Car oui, au regard de ce texte, rien ne s’oppose à ce que l’employeur rajoute de nouveaux griefs dans le cadre de cette procédure pré-contentieuse. A partir de là, il est difficile d’affirmer que la lettre de licenciement fixe réellement les limites du litige à ce niveau, puisque l’employeur pourra anticiper assez aisément un éventuel litige et faire toute précision ou adjonction qu’il désire. Et si le dernier état des précisions fixait les limites du litige, l’interrogation reste car rien n’est prévu in fine quant à d’éventuelles précisions qui pourraient être apportées à l’occasion de la procédure prud’homale. En effet, si le texte permet à l’employeur de s’expliquer, pourquoi ne pourrait-il pas faire de telles précisions dans le cas d’un contentieux ?

Force est en tout cas d’insister sur le fait que la demande de précisions conduit à favoriser une cascade de motifs évolutifs qui seront débattus et appréciés par les juges du fond, donnant ainsi plus de souplesse à l’employeur qui n’aura plus la crainte de devoir impérativement tout motiver d’emblée, ce qui dans l’absolu restaure une certaine équité pour l’employeur de bonne foi, surtout pour les TPE. L’instrument pourra en revanche être une arme redoutable pour les entreprises plus importantes et les employeurs peu scrupuleux qui useront et abuseront de précisions pour convaincre la juridiction, le salarié ne pouvant prétendre rapporter la preuve contraire à une cascade de griefs.
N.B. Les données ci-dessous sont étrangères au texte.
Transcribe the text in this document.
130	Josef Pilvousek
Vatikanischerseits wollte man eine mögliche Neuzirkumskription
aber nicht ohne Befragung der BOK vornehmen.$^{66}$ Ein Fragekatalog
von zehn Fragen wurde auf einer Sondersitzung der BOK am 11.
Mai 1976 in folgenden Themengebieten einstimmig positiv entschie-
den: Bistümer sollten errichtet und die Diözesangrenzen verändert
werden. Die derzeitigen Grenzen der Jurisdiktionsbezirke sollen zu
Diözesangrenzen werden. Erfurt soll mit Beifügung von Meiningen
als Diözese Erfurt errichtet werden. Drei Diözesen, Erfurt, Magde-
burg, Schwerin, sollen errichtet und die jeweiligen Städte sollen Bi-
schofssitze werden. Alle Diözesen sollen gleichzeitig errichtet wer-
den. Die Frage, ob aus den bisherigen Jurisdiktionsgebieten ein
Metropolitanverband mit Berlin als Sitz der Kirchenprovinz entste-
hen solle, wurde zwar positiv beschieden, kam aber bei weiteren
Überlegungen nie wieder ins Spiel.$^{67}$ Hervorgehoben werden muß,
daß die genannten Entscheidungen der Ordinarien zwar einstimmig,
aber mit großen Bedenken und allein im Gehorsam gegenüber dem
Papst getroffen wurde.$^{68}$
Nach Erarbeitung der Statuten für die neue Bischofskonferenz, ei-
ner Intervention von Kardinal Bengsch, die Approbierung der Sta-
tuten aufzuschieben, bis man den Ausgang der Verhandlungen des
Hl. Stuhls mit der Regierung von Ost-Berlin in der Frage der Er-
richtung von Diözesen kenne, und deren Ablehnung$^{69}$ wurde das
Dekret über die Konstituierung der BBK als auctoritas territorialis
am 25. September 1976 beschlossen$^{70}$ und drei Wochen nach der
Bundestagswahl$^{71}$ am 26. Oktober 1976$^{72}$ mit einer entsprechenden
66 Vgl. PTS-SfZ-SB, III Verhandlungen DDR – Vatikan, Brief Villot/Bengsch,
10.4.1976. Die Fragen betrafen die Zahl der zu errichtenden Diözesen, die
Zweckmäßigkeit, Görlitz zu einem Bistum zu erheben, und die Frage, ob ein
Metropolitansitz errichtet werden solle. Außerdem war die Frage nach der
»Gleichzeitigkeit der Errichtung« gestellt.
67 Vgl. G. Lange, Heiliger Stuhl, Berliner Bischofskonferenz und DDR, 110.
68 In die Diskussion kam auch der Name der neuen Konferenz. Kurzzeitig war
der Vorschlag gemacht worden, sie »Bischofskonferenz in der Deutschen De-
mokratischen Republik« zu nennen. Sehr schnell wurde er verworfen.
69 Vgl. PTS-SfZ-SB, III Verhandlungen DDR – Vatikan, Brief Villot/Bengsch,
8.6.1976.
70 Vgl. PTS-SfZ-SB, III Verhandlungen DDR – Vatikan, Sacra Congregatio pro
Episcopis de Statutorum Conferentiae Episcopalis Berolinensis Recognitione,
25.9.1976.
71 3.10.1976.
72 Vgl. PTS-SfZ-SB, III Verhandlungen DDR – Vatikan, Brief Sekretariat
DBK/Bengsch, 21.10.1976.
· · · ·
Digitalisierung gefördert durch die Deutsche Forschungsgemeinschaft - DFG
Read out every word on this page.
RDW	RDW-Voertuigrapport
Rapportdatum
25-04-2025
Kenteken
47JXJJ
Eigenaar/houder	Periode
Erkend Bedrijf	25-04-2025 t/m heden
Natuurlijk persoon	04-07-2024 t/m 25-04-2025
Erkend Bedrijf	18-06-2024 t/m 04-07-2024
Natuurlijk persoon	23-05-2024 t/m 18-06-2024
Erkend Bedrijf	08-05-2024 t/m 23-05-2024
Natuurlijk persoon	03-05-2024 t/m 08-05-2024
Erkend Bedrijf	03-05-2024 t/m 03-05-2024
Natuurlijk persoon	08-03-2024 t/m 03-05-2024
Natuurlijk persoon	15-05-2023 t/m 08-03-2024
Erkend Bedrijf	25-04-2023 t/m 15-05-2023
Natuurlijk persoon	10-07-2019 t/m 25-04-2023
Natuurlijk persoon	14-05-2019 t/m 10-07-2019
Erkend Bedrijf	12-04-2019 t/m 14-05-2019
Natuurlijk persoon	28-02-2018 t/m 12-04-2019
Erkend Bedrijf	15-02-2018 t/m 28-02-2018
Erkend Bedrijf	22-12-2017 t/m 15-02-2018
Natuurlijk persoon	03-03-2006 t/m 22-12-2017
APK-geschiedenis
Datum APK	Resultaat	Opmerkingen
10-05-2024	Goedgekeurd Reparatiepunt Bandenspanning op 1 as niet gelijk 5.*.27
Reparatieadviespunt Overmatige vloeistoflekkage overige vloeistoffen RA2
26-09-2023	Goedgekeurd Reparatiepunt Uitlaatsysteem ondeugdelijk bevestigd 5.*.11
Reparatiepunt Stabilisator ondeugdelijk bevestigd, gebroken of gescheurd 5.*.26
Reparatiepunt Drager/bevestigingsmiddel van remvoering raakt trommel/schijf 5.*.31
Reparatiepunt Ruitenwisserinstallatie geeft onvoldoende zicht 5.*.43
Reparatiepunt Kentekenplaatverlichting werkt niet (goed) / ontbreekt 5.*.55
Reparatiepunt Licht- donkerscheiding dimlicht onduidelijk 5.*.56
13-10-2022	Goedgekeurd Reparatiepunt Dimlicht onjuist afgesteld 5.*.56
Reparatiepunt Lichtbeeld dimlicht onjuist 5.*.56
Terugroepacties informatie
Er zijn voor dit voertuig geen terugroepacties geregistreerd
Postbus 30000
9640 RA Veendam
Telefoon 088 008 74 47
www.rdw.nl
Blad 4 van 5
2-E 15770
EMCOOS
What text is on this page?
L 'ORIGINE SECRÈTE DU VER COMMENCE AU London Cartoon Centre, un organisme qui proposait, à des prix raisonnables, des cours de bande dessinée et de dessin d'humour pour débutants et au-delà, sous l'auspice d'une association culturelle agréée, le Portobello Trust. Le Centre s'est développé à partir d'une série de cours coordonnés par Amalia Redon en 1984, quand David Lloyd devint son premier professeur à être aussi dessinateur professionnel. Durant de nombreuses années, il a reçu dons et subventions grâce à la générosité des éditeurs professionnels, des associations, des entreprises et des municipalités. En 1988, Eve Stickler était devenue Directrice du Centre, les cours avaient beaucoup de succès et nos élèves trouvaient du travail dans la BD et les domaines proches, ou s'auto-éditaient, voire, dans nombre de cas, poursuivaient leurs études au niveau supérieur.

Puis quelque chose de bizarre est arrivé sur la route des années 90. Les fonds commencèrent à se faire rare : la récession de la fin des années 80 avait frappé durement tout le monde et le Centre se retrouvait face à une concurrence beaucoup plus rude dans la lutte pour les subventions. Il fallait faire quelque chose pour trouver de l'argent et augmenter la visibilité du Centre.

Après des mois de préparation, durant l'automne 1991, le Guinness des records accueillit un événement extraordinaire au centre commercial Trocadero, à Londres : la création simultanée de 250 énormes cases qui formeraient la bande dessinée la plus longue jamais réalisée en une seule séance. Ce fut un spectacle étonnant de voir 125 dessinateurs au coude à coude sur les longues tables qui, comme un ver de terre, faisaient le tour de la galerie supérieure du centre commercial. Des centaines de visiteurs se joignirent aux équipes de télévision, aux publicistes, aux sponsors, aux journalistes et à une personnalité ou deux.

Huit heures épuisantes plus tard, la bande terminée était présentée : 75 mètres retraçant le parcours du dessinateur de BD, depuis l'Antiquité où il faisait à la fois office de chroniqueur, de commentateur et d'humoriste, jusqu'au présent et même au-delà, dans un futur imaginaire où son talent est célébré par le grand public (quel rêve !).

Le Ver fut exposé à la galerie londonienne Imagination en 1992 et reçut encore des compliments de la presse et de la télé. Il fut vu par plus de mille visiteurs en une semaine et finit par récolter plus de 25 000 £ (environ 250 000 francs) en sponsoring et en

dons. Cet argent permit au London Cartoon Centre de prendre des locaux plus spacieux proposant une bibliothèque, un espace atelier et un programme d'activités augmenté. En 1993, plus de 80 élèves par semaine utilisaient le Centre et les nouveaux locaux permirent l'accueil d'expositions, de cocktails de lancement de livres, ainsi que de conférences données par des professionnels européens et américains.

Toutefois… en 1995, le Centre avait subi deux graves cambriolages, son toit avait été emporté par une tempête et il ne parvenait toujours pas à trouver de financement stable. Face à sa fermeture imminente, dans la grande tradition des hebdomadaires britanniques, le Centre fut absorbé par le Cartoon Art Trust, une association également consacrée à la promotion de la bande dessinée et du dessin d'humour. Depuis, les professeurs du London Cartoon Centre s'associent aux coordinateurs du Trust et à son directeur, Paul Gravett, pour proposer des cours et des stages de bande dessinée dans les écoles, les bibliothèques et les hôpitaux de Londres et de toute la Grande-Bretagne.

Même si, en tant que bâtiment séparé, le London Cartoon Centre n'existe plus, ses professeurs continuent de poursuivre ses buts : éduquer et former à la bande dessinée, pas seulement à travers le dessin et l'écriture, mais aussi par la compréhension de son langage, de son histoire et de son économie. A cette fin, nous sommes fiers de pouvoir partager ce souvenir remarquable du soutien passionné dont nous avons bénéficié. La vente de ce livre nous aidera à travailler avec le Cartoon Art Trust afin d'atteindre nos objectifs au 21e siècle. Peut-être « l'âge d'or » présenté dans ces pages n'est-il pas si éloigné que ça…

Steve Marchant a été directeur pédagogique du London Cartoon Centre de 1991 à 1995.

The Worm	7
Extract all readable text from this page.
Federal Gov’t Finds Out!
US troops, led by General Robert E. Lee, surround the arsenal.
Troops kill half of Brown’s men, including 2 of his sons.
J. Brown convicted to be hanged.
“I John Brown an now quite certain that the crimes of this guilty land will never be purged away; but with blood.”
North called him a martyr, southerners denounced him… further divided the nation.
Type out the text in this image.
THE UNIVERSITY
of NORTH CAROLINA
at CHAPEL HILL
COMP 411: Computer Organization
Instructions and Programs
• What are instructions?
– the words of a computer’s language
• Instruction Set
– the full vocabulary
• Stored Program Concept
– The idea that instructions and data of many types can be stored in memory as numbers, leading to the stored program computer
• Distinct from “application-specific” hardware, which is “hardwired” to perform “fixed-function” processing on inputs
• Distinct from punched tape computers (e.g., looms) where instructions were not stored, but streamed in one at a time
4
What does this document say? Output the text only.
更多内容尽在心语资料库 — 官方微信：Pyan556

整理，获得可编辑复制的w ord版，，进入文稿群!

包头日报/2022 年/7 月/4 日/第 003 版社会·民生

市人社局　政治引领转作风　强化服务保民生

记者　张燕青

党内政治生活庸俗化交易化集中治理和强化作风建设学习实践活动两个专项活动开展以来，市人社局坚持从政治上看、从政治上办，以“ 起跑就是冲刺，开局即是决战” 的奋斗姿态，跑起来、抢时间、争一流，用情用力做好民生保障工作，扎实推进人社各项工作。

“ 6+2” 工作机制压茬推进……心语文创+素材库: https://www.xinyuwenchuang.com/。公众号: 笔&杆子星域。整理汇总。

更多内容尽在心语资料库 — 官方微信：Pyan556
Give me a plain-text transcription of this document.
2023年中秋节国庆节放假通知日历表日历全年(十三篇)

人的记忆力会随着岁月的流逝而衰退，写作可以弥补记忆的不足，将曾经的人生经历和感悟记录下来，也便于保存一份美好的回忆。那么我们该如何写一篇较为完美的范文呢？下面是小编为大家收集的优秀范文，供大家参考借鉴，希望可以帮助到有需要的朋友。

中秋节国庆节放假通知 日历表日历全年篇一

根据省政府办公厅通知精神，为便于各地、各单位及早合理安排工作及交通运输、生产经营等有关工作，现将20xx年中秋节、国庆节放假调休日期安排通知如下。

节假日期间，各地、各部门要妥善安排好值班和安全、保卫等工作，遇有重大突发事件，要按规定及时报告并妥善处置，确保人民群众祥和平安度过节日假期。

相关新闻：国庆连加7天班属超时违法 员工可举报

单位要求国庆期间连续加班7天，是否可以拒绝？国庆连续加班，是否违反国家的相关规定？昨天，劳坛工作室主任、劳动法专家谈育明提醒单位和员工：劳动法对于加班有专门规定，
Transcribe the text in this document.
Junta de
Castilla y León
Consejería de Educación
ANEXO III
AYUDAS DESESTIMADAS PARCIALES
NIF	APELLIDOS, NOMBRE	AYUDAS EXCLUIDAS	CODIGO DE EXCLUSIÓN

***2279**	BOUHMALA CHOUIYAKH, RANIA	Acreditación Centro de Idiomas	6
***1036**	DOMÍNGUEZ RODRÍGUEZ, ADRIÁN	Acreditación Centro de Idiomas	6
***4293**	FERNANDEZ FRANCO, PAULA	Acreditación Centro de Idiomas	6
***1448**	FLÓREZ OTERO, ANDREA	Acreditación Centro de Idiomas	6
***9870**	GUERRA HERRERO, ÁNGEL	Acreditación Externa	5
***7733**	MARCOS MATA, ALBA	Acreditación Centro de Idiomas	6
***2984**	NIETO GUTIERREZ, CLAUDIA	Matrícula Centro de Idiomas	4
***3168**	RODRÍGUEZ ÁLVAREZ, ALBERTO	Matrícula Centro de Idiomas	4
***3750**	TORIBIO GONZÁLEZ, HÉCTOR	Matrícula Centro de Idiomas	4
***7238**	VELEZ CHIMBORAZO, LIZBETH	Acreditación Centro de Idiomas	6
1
En d’autres termes dans un cas comme dans l’autre, la motivation de la lettre de licenciement ne pourra plus être appréciée selon sa notification initiale, et le salarié rencontrera certainement beaucoup de difficultés en cas de contentieux.

Finalement, la situation idéale serait ainsi que le salarié formule une demande qui n’aboutit pas. Le salarié peut en effet formuler une demande de précisions qui n’aboutit pas, soit car l’employeur n’y fait pas droit, soit parce que les précisions demeurent insuffisantes. Dans ce cas, le juge pourrait retrouver ses habitudes et décider que cette absence de réponse le conduit à devoir apprécier la lettre en état ou estimer que l’absence de réponse rend le licenciement sans cause réelle et sérieuse.

Mais si une telle jurisprudence se développait, il suffirait que l’employeur réponde a minima, le juge appréciant alors en tout état de cause les nouveaux motifs ou les précisions, ce qui revient à favoriser en toute hypothèse la superposition de motifs, en contradiction totale avec le droit prétorien qui avait été instauré et dont les rouages étaient parfaitement huilés à ce niveau.

Il est ainsi regrettable que ne soit pas conservées les créations jurisprudentielles qui permettaient l’équilibre concernant la motivation du licenciement de tout cas.

L’avenir nous dira quelle orientation prendra cette nouvelle procédure, mais gageons que la sagesse des juges saura permettre de trouver un juste équilibre dans une matière qui renvoie inévitablement à la lutte des classes, et on peut malheureusement penser qu’une telle procédure ne limitera pas le contentieux, bien au contraire.